TREINAMENTO BÁSICO
Segundo a Análise Transacional, uma das correntes teóricas da Psicologia, o ser humano nasce O.K., isto é, natural, bom, com uma estrutura apta a responder de forma saudável aos estímulos do meio.
No processo de socialização – que envolve todas as pressões e adestramentos que visam a transformar alguém em um "ser socialmente adaptado" - vamos sendo treinados para não confiarmos em nossas emoções, em nossos sentimentos, em nossas idéias, em nossos prazeres, e isso é de tal forma eficiente que acabamos por nos tornar indivíduos não-O.K., seja lá que nome venham a nos dar por isso: esquisitos, neuróticos, paranóicos, e até mesmo loucos.
Um desses treinamentos que recebemos STEINER[1] classifica como Treinamento em Falta de Alegria. Nascemos, diz ele, felizes com nossos sentimentos e com nossos próprios corpos. Se fôssemos levados a crescer de forma saudável, provavelmente nos sentiríamos satisfeitos ao comer o suficiente, assim como nos sentimos saciados ao matar a sede com um pouco de água. Nos sentiríamos mal ao inalar a fumaça poluída do cigarro, assim como tiramos rápido a mão de uma superfície demasiadamente quente.
O que vemos, contudo, em geral, é o contrário: as pessoas comem além do que lhes sacia; tossem e engasgam até ficarem dependentes da fumaça poluída do cigarro; entopem-se de alguns remédios para "sentirem-se bem" e de outros para "não se sentirem mal".
Por que ocorre isso?

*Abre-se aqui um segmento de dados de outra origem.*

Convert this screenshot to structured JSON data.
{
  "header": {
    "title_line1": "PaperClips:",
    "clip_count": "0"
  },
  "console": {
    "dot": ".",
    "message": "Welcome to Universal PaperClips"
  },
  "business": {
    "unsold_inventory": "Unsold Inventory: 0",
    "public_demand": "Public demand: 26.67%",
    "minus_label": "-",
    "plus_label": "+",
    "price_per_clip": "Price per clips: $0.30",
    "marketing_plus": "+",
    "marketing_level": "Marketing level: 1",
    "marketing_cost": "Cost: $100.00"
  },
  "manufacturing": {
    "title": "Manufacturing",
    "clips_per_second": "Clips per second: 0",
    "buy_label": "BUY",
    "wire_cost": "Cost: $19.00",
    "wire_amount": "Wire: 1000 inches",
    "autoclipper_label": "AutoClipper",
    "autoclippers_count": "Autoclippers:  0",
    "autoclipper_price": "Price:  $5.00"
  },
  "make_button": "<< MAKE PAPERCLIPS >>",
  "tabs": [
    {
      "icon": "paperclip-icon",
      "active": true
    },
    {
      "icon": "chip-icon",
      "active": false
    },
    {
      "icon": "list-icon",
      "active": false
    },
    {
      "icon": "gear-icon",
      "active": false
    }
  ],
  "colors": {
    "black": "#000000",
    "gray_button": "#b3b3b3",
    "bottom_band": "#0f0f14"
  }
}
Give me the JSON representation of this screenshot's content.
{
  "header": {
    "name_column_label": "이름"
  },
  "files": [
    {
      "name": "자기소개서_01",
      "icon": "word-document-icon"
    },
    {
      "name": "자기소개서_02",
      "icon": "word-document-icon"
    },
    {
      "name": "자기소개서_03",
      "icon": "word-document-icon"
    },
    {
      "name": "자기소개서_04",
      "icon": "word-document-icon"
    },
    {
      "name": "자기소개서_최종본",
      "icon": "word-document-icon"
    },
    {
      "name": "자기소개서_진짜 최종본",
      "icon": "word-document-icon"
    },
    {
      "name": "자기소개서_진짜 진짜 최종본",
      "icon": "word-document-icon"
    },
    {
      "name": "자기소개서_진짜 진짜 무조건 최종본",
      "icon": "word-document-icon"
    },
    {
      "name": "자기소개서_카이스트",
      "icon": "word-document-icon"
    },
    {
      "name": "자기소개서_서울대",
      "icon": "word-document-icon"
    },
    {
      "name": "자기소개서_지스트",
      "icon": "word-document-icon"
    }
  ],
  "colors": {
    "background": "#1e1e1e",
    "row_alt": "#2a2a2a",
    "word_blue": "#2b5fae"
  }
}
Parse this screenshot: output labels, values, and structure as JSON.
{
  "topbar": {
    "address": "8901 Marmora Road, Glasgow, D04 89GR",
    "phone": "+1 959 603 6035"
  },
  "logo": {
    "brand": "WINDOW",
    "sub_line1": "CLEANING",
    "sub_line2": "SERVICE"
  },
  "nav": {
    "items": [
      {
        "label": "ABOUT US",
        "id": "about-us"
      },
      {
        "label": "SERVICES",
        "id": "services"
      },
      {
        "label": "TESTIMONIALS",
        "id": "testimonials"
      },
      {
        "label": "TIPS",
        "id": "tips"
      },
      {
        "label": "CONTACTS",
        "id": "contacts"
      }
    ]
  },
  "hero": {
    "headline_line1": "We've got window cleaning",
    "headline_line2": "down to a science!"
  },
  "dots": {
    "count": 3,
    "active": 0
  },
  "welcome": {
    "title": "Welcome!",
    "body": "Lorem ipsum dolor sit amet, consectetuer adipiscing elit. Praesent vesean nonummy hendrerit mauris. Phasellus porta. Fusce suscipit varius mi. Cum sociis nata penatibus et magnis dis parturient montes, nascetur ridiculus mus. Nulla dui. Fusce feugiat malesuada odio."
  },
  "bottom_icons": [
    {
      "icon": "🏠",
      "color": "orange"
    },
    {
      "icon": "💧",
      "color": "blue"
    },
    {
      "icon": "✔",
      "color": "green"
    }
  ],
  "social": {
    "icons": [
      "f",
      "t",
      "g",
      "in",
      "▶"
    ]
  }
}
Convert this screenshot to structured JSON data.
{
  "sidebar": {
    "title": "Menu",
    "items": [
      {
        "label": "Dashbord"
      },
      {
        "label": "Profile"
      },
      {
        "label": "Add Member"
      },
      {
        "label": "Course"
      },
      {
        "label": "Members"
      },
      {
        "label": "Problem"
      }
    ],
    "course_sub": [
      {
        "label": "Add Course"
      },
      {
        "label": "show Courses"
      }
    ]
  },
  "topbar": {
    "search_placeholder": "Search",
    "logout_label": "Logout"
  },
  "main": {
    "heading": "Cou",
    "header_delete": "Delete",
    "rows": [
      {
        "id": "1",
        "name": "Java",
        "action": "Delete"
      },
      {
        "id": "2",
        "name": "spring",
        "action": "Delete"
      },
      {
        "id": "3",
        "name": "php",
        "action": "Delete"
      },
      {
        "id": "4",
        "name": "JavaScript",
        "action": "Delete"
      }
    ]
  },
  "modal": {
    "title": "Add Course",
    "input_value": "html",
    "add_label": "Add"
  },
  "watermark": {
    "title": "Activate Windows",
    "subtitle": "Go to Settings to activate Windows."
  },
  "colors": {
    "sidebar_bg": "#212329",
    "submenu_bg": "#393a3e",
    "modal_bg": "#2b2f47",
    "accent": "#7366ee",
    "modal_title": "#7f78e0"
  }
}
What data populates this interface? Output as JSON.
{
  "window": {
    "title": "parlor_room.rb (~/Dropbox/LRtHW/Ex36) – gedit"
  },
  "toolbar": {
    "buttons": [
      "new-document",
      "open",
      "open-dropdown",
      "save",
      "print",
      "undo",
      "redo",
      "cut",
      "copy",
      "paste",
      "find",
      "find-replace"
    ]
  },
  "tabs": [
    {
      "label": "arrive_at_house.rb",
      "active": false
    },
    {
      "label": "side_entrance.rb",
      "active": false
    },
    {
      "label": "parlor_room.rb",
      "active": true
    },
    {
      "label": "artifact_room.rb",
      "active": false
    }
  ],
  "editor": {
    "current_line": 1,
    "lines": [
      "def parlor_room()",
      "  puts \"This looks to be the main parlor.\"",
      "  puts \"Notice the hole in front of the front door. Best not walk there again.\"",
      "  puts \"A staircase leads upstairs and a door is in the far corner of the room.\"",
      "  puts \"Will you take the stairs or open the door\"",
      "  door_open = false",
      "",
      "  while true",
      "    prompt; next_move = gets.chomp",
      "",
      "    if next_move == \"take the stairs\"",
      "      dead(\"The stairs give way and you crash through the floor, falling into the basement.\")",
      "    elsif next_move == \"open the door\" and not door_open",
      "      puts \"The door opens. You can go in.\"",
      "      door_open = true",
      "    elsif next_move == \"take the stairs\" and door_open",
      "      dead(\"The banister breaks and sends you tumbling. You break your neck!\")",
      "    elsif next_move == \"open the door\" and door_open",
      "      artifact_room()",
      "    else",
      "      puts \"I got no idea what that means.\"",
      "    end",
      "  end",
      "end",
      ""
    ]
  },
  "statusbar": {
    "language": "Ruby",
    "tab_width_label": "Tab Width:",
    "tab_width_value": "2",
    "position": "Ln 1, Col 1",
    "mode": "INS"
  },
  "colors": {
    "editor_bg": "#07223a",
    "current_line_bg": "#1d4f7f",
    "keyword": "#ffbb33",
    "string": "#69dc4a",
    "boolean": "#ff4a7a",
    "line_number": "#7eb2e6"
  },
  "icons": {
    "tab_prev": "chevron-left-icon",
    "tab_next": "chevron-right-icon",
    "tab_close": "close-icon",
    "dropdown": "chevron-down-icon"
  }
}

Porque, responde STEINER, aprendemos a nos separar de nossos corpos, a nos sentirmos "mal" na ligação com ele, a considerar o prazer uma coisa proibida, de tal forma que acabamos por necessitar desses artifícios para fazer contato conosco mesmos e vivermos alguns instantes de prazer.
Desde crianças, nossa sexualidade é reprimida, mas bem antes dela todos os nossos sentidos já vêm sendo bloqueados. Aprendemos a ver a utilidade da rosa, não a vermos a penugem aveludada de suas pétalas ou as variações de seu vermelho vivo. Aprendemos a ouvir as palavras, não a entonação, e esquecemos como se escutam melodias ou o som alegre e triste das vozes das pessoas.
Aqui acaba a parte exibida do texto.